The script for “Stevie and the Real World” was developed through monthly Zoom conversations between the students and Reilly, where they discussed personal stories and issues of interest.  The result is a colorful mish-mash of humor, time travel and puppetry. An homage to MTV’s “The Real World” that’s redolent of other teen-centric TV shows and Millennial pop culture, the story centers around a group of college friends who embark on a weekend getaway at a northern Michigan lake house. It’s discovered that the multicultural array of undergraduates was sent by the university because they were at risk of “falling through the cracks.” But one friend, Stevie, was left behind. The friends return to the lake house in 2024 determined to make amends and find Stevie. They literally fall through the cracks of the Earth to enter an alternate reality of reconstructed memories. In the end, they find their true selves and repair their relationships with each other, discovering that falling through the cracks doesn’t have to be a bad thing.

While much has been written about the partnership between the ensemble cast and playwright, the real show stealer in this production is the marriage of set, media, sound and lighting design.

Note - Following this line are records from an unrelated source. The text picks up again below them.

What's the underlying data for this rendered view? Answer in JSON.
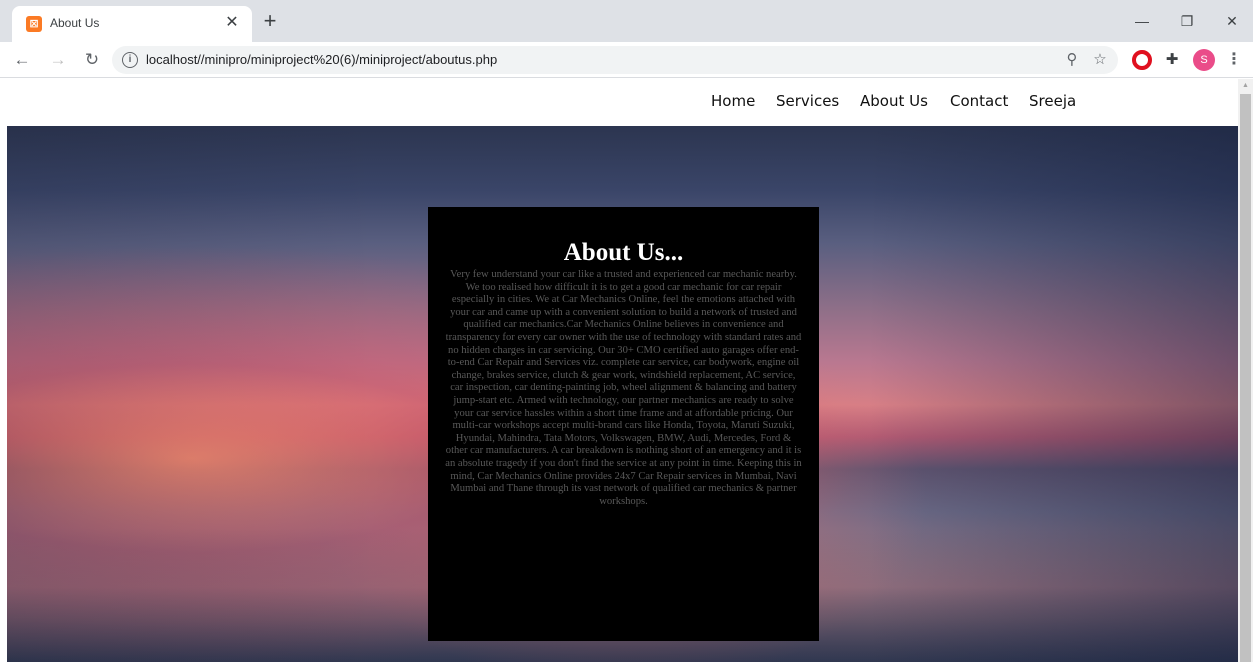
{
  "browser": {
    "tab_title": "About Us",
    "tab_icon": "xampp-favicon",
    "url": "localhost//minipro/miniproject%20(6)/miniproject/aboutus.php",
    "profile_initial": "S"
  },
  "nav": {
    "home": "Home",
    "services": "Services",
    "about": "About Us",
    "contact": "Contact",
    "user": "Sreeja"
  },
  "about": {
    "title": "About Us...",
    "body": "Very few understand your car like a trusted and experienced car mechanic nearby. We too realised how difficult it is to get a good car mechanic for car repair especially in cities. We at Car Mechanics Online, feel the emotions attached with your car and came up with a convenient solution to build a network of trusted and qualified car mechanics.Car Mechanics Online believes in convenience and transparency for every car owner with the use of technology with standard rates and no hidden charges in car servicing. Our 30+ CMO certified auto garages offer end-to-end Car Repair and Services viz. complete car service, car bodywork, engine oil change, brakes service, clutch & gear work, windshield replacement, AC service, car inspection, car denting-painting job, wheel alignment & balancing and battery jump-start etc. Armed with technology, our partner mechanics are ready to solve your car service hassles within a short time frame and at affordable pricing. Our multi-car workshops accept multi-brand cars like Honda, Toyota, Maruti Suzuki, Hyundai, Mahindra, Tata Motors, Volkswagen, BMW, Audi, Mercedes, Ford & other car manufacturers. A car breakdown is nothing short of an emergency and it is an absolute tragedy if you don't find the service at any point in time. Keeping this in mind, Car Mechanics Online provides 24x7 Car Repair services in Mumbai, Navi Mumbai and Thane through its vast network of qualified car mechanics & partner workshops."
  },
  "colors": {
    "box_bg": "#000000",
    "title_color": "#ffffff",
    "body_color": "#595959"
  }
}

Master of fine arts candidate Kessler Jones has created a truly spectacular cabin in the woods and a playground-style underworld complete with retro marquee letters, Kabuki curtain drops and enormous purple hands that fall from the ceiling. This set wouldn’t be complete without Bunni Gutierrez’s dizzying time-travel lighting design and media design by Lauren Spiegel and Alison Dobbins, whose digital backdrops and montage sequences bring it all to life.

If music is memory, master of fine arts candidate Brandon McDuff uses popular TV jingles to take us back in time. Dramaturg Daniel T. Smith and costume designer Kat Poon remind us of the inexplicable blend of flannel, micro denim mini-skirts and Ugg boots as a fashion choice, and we must give a nod to stage manager Abagail Mullen for seamlessly bringing it all together with impeccably timed fun. This capstone project is a love note to Michigan, college and Millennial pop culture.